With graduation set for this weekend, Mr. Marshall, C.M.U.’s soon-to-be president, is pleased with how the past year has gone. “I view it as a success and not a small one,” he said. “I think we will look back on this year as being one of those defining moments for our university.” Yes, they had Covid-19 cases, he said, but they also had 881 freshmen who were the first in their families to go to college — who were able to actually go to college.

“It was never about how do you stop a virus?” Mr. Marshall said. Instead, he said, the challenge was: “How do you manage life while dealing with a pandemic? And in that regard, I would say we’ve done as strong of a job as anybody.”
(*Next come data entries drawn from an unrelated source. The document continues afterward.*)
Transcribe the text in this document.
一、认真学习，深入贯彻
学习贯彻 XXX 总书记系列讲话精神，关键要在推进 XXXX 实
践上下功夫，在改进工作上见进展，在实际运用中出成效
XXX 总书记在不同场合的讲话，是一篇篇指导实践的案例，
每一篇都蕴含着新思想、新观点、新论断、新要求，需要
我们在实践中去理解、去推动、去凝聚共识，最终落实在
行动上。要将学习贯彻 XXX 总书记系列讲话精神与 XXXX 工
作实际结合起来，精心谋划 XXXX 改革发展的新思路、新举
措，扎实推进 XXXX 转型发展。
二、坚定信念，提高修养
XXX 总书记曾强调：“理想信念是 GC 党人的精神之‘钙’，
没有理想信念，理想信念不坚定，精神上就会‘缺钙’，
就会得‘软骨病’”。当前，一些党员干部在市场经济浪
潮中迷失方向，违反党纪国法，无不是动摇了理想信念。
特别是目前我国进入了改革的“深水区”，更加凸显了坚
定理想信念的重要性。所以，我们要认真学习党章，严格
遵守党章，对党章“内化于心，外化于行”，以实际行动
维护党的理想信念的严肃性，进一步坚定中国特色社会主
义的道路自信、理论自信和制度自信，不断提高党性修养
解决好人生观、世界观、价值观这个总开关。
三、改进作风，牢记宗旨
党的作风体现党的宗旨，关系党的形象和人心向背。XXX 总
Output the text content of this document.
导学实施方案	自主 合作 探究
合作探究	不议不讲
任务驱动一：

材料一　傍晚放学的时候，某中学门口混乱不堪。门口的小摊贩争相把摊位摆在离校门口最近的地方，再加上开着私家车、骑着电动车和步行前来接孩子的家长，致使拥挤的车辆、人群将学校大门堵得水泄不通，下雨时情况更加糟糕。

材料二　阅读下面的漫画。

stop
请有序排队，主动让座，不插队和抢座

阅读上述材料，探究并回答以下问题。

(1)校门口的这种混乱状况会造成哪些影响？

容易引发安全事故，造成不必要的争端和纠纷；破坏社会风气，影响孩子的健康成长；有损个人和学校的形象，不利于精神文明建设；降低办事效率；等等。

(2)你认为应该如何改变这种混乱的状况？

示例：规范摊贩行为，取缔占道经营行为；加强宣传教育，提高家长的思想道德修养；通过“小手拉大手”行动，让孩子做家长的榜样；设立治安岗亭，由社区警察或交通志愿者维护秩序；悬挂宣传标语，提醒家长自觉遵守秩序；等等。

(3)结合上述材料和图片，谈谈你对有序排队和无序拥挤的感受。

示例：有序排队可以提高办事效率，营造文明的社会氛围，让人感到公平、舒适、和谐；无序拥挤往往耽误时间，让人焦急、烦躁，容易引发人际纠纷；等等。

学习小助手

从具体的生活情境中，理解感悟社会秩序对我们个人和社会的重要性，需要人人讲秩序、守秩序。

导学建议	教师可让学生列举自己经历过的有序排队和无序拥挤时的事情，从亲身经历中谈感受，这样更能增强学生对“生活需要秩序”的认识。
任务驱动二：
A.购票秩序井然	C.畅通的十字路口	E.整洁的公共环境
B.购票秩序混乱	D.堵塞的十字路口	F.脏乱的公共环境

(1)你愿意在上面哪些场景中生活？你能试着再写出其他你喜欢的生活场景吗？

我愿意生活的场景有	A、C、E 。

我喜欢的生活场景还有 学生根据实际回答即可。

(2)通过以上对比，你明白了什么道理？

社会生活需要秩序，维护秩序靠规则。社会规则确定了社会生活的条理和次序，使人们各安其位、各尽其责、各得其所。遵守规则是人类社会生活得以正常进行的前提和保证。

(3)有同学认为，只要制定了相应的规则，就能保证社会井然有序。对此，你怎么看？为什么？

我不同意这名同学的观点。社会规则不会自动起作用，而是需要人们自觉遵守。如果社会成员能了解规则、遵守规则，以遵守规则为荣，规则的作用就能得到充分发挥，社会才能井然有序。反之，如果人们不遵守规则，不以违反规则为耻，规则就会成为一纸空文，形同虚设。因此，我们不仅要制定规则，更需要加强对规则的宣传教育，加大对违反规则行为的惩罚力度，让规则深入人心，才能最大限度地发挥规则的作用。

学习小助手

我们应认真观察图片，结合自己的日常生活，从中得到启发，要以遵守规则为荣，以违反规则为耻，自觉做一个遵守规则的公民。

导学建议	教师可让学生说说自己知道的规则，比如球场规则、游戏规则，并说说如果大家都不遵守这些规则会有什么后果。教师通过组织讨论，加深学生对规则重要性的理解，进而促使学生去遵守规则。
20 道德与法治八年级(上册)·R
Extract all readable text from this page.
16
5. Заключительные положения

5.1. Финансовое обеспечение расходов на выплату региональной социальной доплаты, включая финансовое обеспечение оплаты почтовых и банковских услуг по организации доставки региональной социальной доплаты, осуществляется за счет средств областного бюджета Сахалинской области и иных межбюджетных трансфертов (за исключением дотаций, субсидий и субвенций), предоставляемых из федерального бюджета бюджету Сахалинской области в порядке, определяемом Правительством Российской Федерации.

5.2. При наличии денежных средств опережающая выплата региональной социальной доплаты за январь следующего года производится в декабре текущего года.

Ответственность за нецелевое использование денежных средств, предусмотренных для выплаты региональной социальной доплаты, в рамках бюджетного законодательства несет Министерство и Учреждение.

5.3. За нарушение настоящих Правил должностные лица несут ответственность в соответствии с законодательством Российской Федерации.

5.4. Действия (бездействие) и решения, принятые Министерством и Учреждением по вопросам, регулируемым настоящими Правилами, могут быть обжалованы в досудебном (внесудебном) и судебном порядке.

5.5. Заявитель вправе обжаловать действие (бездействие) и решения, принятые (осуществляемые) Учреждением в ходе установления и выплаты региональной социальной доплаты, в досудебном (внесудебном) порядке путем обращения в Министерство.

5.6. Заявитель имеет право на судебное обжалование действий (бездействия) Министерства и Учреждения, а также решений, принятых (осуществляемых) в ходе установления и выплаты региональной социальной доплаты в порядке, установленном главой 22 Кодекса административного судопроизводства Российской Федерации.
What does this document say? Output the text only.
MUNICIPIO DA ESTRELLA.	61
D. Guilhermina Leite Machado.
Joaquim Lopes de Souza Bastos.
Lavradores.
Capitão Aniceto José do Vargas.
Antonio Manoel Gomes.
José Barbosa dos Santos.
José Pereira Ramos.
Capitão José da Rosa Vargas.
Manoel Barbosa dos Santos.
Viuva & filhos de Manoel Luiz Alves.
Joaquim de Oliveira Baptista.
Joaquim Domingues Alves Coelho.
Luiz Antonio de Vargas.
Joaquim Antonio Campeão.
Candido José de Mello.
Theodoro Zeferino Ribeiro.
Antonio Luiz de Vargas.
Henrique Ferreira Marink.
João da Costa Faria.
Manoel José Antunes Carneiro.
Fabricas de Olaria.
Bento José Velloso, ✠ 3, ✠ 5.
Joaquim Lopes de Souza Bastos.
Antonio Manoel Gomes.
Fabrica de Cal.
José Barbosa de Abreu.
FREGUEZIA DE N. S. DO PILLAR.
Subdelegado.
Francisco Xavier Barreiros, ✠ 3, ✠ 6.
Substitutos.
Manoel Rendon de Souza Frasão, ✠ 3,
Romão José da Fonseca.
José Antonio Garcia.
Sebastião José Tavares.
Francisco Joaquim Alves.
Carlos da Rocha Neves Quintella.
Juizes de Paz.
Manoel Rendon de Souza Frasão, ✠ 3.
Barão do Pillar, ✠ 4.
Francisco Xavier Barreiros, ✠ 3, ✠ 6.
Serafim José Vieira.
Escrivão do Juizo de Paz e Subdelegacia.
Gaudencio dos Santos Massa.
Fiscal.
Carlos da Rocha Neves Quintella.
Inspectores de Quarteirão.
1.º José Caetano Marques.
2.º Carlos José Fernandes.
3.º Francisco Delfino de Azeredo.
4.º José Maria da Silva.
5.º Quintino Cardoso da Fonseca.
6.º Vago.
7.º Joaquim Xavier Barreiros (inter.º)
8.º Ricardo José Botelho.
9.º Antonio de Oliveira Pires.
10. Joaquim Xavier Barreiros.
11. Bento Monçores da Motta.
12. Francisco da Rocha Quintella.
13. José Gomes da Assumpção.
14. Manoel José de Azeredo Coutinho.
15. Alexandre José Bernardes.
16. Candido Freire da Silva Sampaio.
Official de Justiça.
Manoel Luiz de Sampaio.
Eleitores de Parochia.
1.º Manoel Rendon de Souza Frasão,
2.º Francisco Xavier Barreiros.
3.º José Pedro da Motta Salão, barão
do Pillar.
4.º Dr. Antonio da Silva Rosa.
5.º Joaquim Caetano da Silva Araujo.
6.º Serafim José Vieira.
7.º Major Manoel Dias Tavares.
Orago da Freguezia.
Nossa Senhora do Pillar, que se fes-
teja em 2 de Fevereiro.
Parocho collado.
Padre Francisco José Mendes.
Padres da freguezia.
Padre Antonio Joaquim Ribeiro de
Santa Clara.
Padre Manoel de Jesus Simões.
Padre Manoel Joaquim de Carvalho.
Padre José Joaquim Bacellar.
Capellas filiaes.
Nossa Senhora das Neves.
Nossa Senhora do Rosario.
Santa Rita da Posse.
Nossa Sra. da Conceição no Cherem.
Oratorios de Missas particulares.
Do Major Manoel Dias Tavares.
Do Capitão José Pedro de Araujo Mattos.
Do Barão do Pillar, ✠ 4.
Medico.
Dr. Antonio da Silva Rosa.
Lucas Torres, a biology major graduating on Saturday, had initially been nervous about returning to C.M.U. during a deadly pandemic. And it had turned out to be an enormously difficult year for him: During winter break, he and several of his family members all got Covid-19. His mother developed pneumonia and his grandmother died from the disease.

School had turned out to be a bright spot. Mr. Torres was “inspired” by C.M.U.’s response, he said: “It allowed for students to have a purpose. There was a responsibility, shared responsibility coming back to campus.”

Shortly after recovering from Covid-19, he proposed to his girlfriend. (She said yes.) He is about to take his E.M.T. certification exam and hopes to go to medical school.

“I was able to make the most of my time at C.M.U., and I’m glad that they allowed for that,” Mr. Torres said. “Even if it wasn’t the same as it would be if not for Covid, it was better than sitting at home in front of a screen.”